2018-02-19: continued with chapter 3.

2018-02-20: continued with chapter 3.

2018-02-21: continued with chapter 3.

2018-02-25: continued a little with chapter 3.

2018-02-26: completed chapter 3.

I’ve been doing most of the math/thought exercises but I’ve been skipping the programming ones because they seem really straightforward. I’d rather work on an actual project than doing tiny programming stuff, since I already did a bunch of the latter in Ng’s course. With the thought exercises, it’s difficult to tell if I’m going in the right direction.

I am “skipping” chapter 4 because I actually read it some time ago (before I even began the rest of the book).

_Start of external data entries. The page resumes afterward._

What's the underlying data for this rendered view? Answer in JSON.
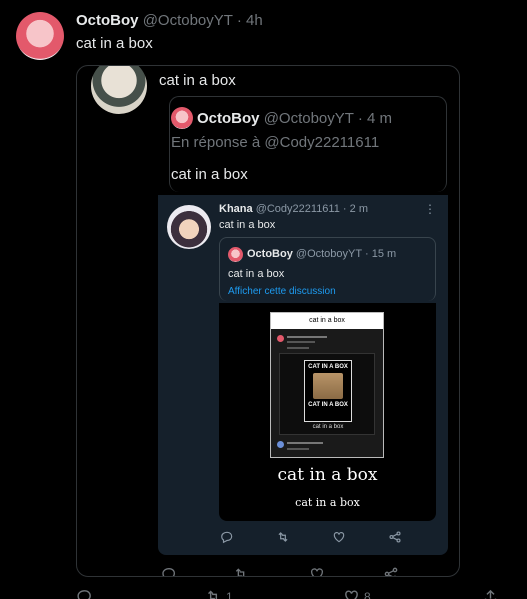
{
  "tweet": {
    "name": "OctoBoy",
    "handle": "@OctoboyYT",
    "time": "4h",
    "text": "cat in a box",
    "stats": {
      "retweets": "1",
      "likes": "8"
    }
  },
  "embed": {
    "top_text": "cat in a box",
    "reply": {
      "name": "OctoBoy",
      "handle": "@OctoboyYT",
      "time": "4 m",
      "in_reply_prefix": "En réponse à ",
      "in_reply_handle": "@Cody22211611",
      "text": "cat in a box"
    },
    "dark": {
      "name": "Khana",
      "handle": "@Cody22211611",
      "time": "2 m",
      "text": "cat in a box",
      "quote": {
        "name": "OctoBoy",
        "handle": "@OctoboyYT",
        "time": "15 m",
        "text": "cat in a box",
        "show_thread": "Afficher cette discussion"
      },
      "meme": {
        "box_label": "cat in a box",
        "badge_top": "CAT IN A BOX",
        "badge_bottom": "CAT IN A BOX",
        "caption_small": "cat in a box",
        "caption_large": "cat in a box",
        "caption_medium": "cat in a box"
      }
    }
  },
  "colors": {
    "background": "#000000",
    "dark_card": "#15202b",
    "accent": "#1d9bf0",
    "muted": "#71767b"
  }
}
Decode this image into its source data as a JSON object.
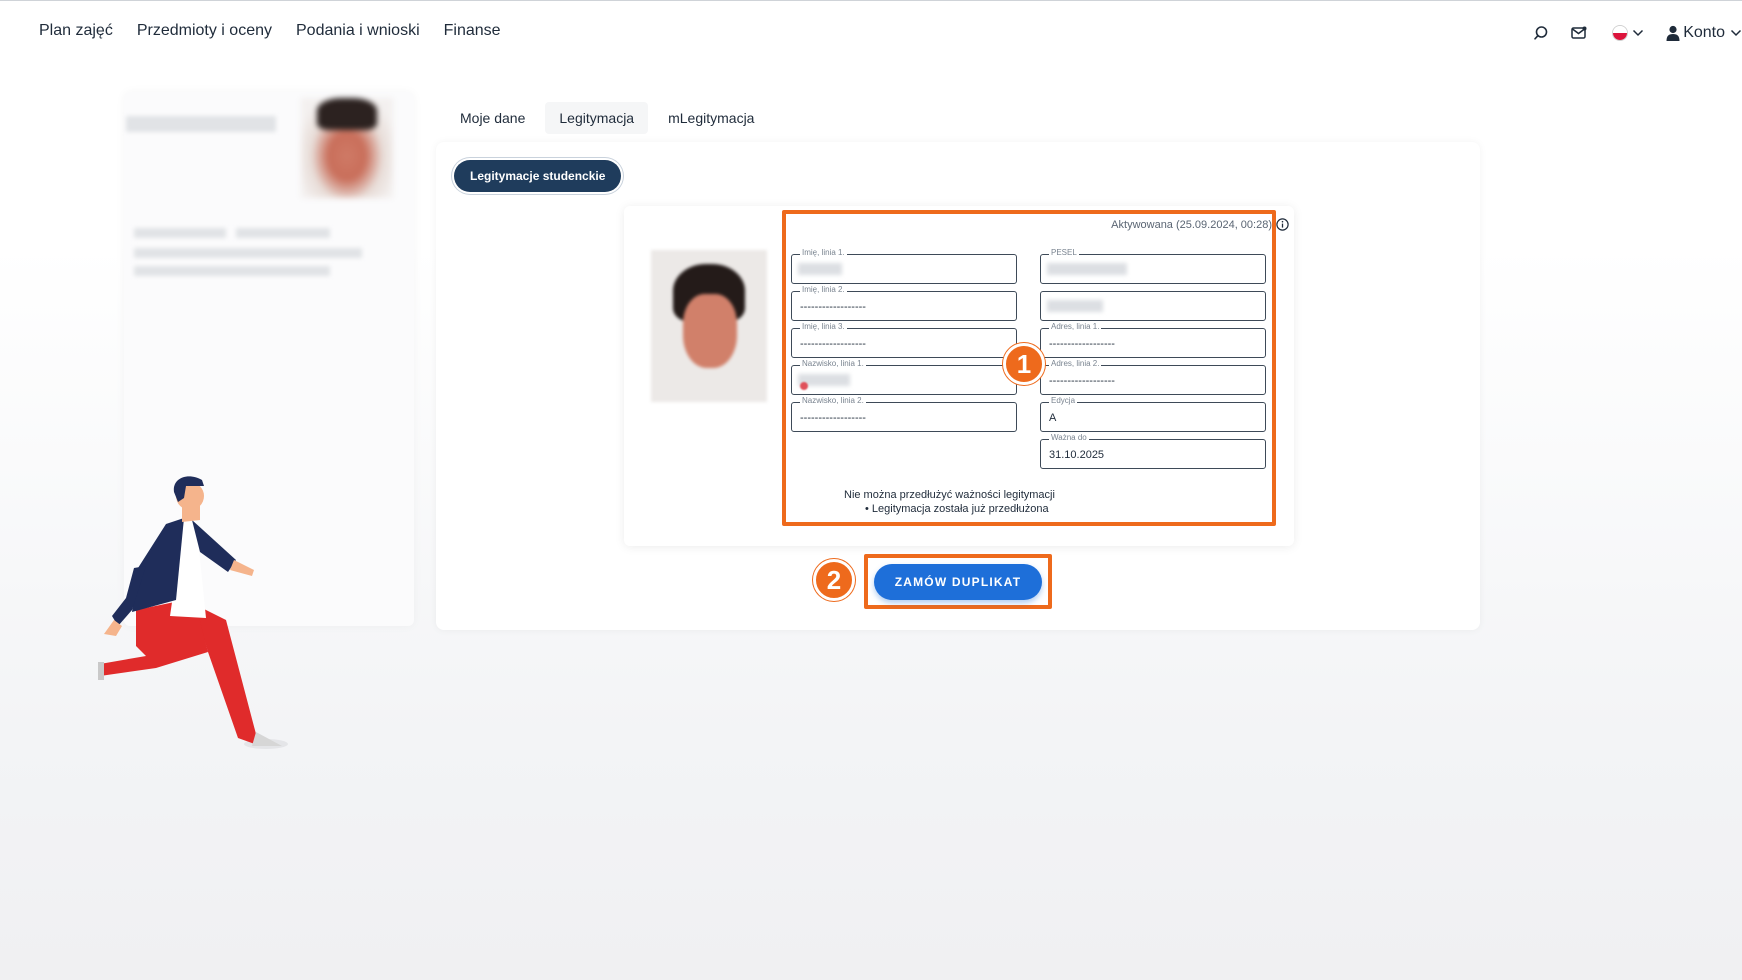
{
  "nav": {
    "links": [
      {
        "label": "Plan zajęć"
      },
      {
        "label": "Przedmioty i oceny"
      },
      {
        "label": "Podania i wnioski"
      },
      {
        "label": "Finanse"
      }
    ],
    "account_label": "Konto",
    "icons": [
      "search-icon",
      "mail-icon",
      "poland-flag-icon",
      "chevron-down-icon",
      "user-icon"
    ]
  },
  "tabs": [
    {
      "label": "Moje dane",
      "active": false
    },
    {
      "label": "Legitymacja",
      "active": true
    },
    {
      "label": "mLegitymacja",
      "active": false
    }
  ],
  "section_pill": "Legitymacje studenckie",
  "card": {
    "activated": "Aktywowana (25.09.2024, 00:28)",
    "left_fields": [
      {
        "label": "Imię, linia 1.",
        "value": "",
        "redacted": true
      },
      {
        "label": "Imię, linia 2.",
        "value": "------------------"
      },
      {
        "label": "Imię, linia 3.",
        "value": "------------------"
      },
      {
        "label": "Nazwisko, linia 1.",
        "value": "",
        "redacted": true
      },
      {
        "label": "Nazwisko, linia 2.",
        "value": "------------------"
      }
    ],
    "right_fields": [
      {
        "label": "PESEL",
        "value": "",
        "redacted": true
      },
      {
        "label": "",
        "value": "",
        "redacted": true
      },
      {
        "label": "Adres, linia 1.",
        "value": "------------------"
      },
      {
        "label": "Adres, linia 2.",
        "value": "------------------"
      },
      {
        "label": "Edycja",
        "value": "A"
      },
      {
        "label": "Ważna do",
        "value": "31.10.2025"
      }
    ],
    "notice_title": "Nie można przedłużyć ważności legitymacji",
    "notice_bullet": "• Legitymacja została już przedłużona"
  },
  "order_button": "ZAMÓW DUPLIKAT",
  "badges": [
    "1",
    "2"
  ],
  "colors": {
    "accent_orange": "#ee6a1c",
    "button_blue": "#1e6fd9",
    "pill_navy": "#1f3c5c"
  }
}
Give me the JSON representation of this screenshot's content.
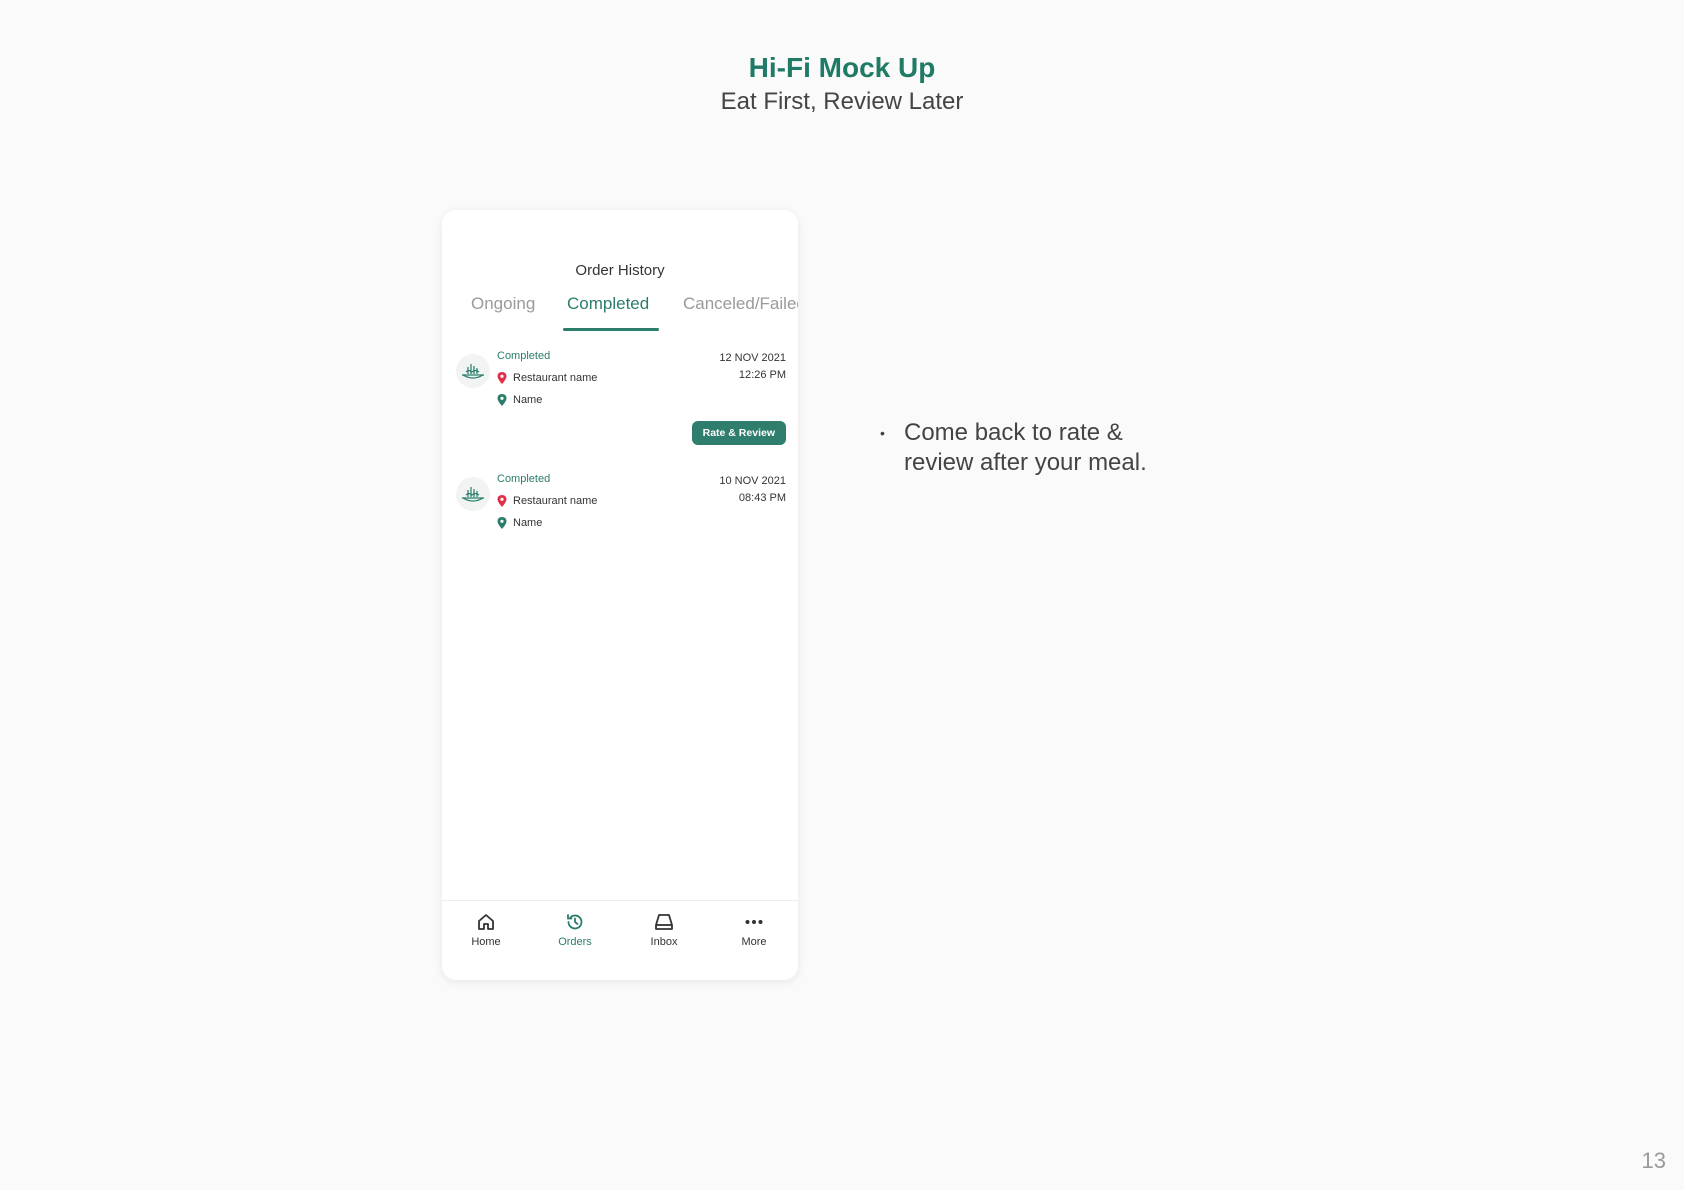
{
  "slide": {
    "title": "Hi-Fi Mock Up",
    "subtitle": "Eat First, Review Later",
    "page_number": "13",
    "note_bullet": "•",
    "note": "Come back to rate & review after your meal."
  },
  "screen": {
    "title": "Order History",
    "tabs": [
      {
        "label": "Ongoing",
        "active": false
      },
      {
        "label": "Completed",
        "active": true
      },
      {
        "label": "Canceled/Failed",
        "active": false
      }
    ],
    "orders": [
      {
        "status": "Completed",
        "restaurant": "Restaurant name",
        "name": "Name",
        "date": "12 NOV 2021",
        "time": "12:26 PM",
        "action": "Rate & Review"
      },
      {
        "status": "Completed",
        "restaurant": "Restaurant name",
        "name": "Name",
        "date": "10 NOV 2021",
        "time": "08:43 PM"
      }
    ],
    "nav": [
      {
        "label": "Home",
        "icon": "home-icon",
        "active": false
      },
      {
        "label": "Orders",
        "icon": "history-icon",
        "active": true
      },
      {
        "label": "Inbox",
        "icon": "inbox-icon",
        "active": false
      },
      {
        "label": "More",
        "icon": "more-icon",
        "active": false
      }
    ]
  },
  "colors": {
    "accent": "#2a7d6b",
    "title": "#1f7a66",
    "restaurant_pin": "#e0304a",
    "name_pin": "#2a7d6b"
  }
}
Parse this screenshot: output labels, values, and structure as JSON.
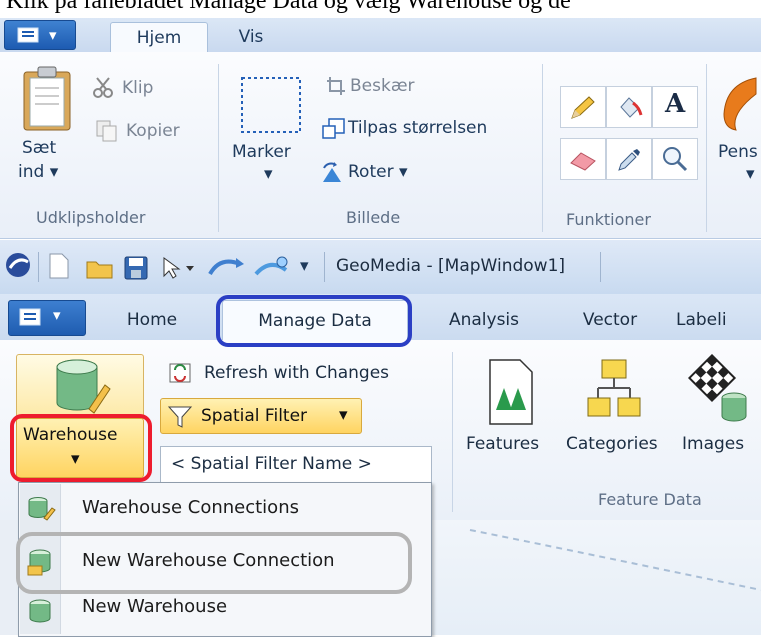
{
  "caption": "Klik på fanebladet Manage Data og vælg Warehouse og de",
  "paint": {
    "menu_arrow": "▾",
    "tabs": [
      {
        "label": "Hjem",
        "active": true
      },
      {
        "label": "Vis",
        "active": false
      }
    ],
    "clipboard": {
      "paste_line1": "Sæt",
      "paste_line2": "ind",
      "paste_arrow": "▾",
      "cut": "Klip",
      "copy": "Kopier",
      "group": "Udklipsholder"
    },
    "image": {
      "select": "Marker",
      "select_arrow": "▾",
      "crop": "Beskær",
      "resize": "Tilpas størrelsen",
      "rotate": "Roter",
      "rotate_arrow": "▾",
      "group": "Billede"
    },
    "tools": {
      "group": "Funktioner",
      "text_glyph": "A"
    },
    "brushes_label": "Pens",
    "brushes_arrow": "▾"
  },
  "geomedia": {
    "title": "GeoMedia - [MapWindow1]",
    "qat_arrow": "▾",
    "tabs": [
      {
        "label": "Home"
      },
      {
        "label": "Manage Data"
      },
      {
        "label": "Analysis"
      },
      {
        "label": "Vector"
      },
      {
        "label": "Labeli"
      }
    ],
    "warehouse_button": "Warehouse",
    "warehouse_arrow": "▾",
    "refresh": "Refresh with Changes",
    "spatial_filter": "Spatial Filter",
    "spatial_filter_arrow": "▾",
    "spatial_filter_name": "< Spatial Filter Name >",
    "features": "Features",
    "categories": "Categories",
    "images": "Images",
    "feature_data_group": "Feature Data"
  },
  "dropdown": {
    "items": [
      "Warehouse Connections",
      "New Warehouse Connection",
      "New Warehouse"
    ]
  },
  "colors": {
    "highlight_blue": "#2b3fc4",
    "highlight_red": "#ee1c2e",
    "highlight_grey": "#b4b4b4"
  }
}
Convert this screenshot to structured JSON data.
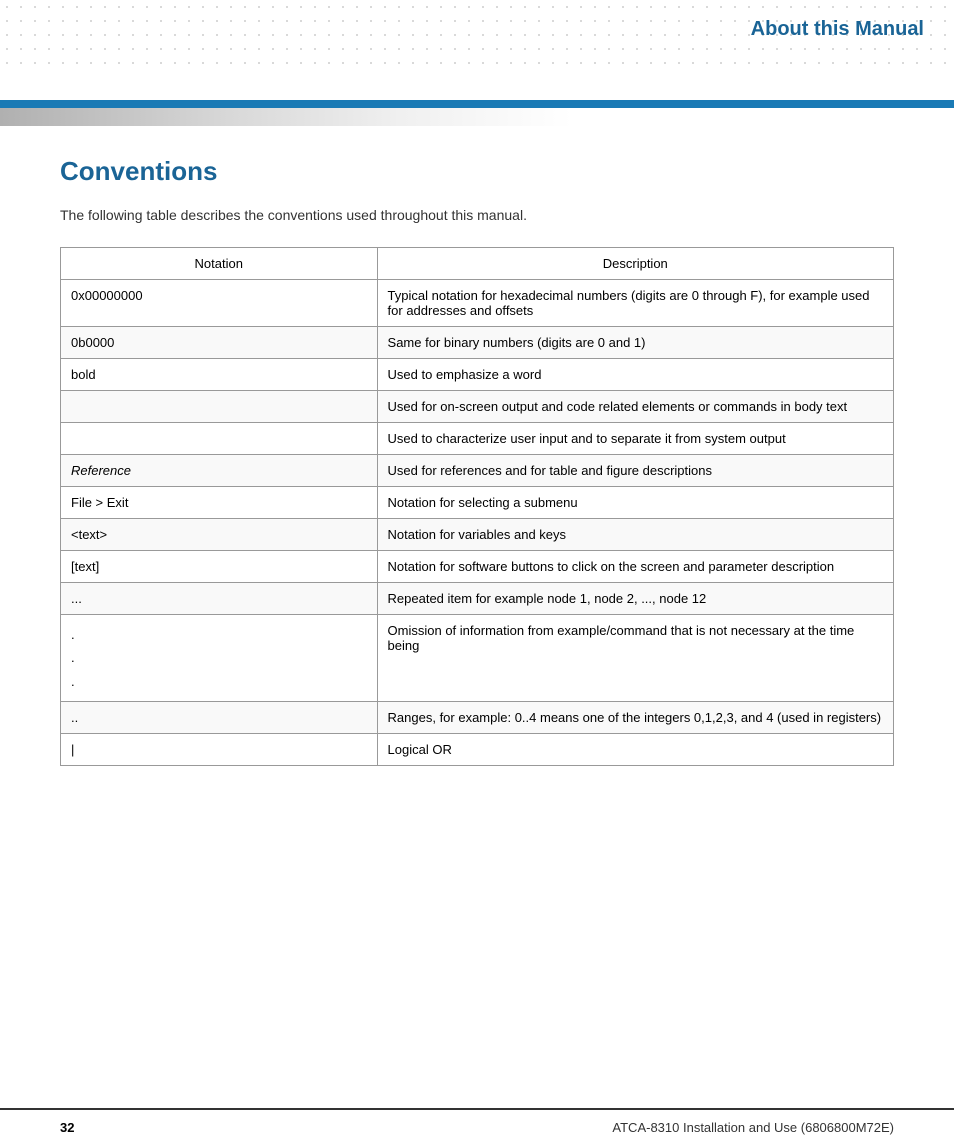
{
  "header": {
    "title": "About this Manual"
  },
  "section": {
    "title": "Conventions",
    "intro": "The following table describes the conventions used throughout this manual."
  },
  "table": {
    "columns": [
      "Notation",
      "Description"
    ],
    "rows": [
      {
        "notation": "0x00000000",
        "description": "Typical notation for hexadecimal numbers (digits are 0 through F), for example used for addresses and offsets"
      },
      {
        "notation": "0b0000",
        "description": "Same for binary numbers (digits are 0 and 1)"
      },
      {
        "notation": "bold",
        "description": "Used to emphasize a word"
      },
      {
        "notation": "",
        "description": "Used for on-screen output and code related elements or commands in body text"
      },
      {
        "notation": "",
        "description": "Used to characterize user input and to separate it from system output"
      },
      {
        "notation": "Reference",
        "notation_style": "italic",
        "description": "Used for references and for table and figure descriptions"
      },
      {
        "notation": "File > Exit",
        "description": "Notation for selecting a submenu"
      },
      {
        "notation": "<text>",
        "description": "Notation for variables and keys"
      },
      {
        "notation": "[text]",
        "description": "Notation for software buttons to click on the screen and parameter description"
      },
      {
        "notation": "...",
        "description": "Repeated item for example node 1, node 2, ..., node 12"
      },
      {
        "notation": ".\n.\n.",
        "notation_style": "dots",
        "description": "Omission of information from example/command that is not necessary at the time being"
      },
      {
        "notation": "..",
        "description": "Ranges, for example: 0..4 means one of the integers 0,1,2,3, and 4 (used in registers)"
      },
      {
        "notation": "|",
        "description": "Logical OR"
      }
    ]
  },
  "footer": {
    "page_number": "32",
    "document_title": "ATCA-8310 Installation and Use (6806800M72E)"
  }
}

So now I’m starting with chapter 5.

Sadly, it looks like I’ve forgotten a lot of the more advanced “algebra tricks” I learned in high school. This book would have been much easier to go through about five years ago.

Finished chapter 5.

2018-02-27: starting on chapter 6.

2018-02-28: continued with chapter 6.

(I think there was one or two days in between here where I read more of chapter 6, but I forgot to record.)

2018-03-04: finished chapter 6. I didn’t do any of the exercises/problems here.

Finished appendix.

Looked through the Wikipedia page on convolutional neural network, which I probably looked at a long time ago (but it didn’t make any sense at that point).

Read http://colah.github.io/posts/2014-07-Conv-Nets-Modular/ again, which makes much more sense now that I’ve read Nielsen’s book.

But because of the Markov property of MDPs (informally, that the future is conditionally independent of the past given the current state), to attain the optimal expected sum of rewards, it suffices to choose actions only [as] a function of the current state $$s_t$$. [Rather than as a function of the previous and current states $$s_0, \ldots, s_t$$.]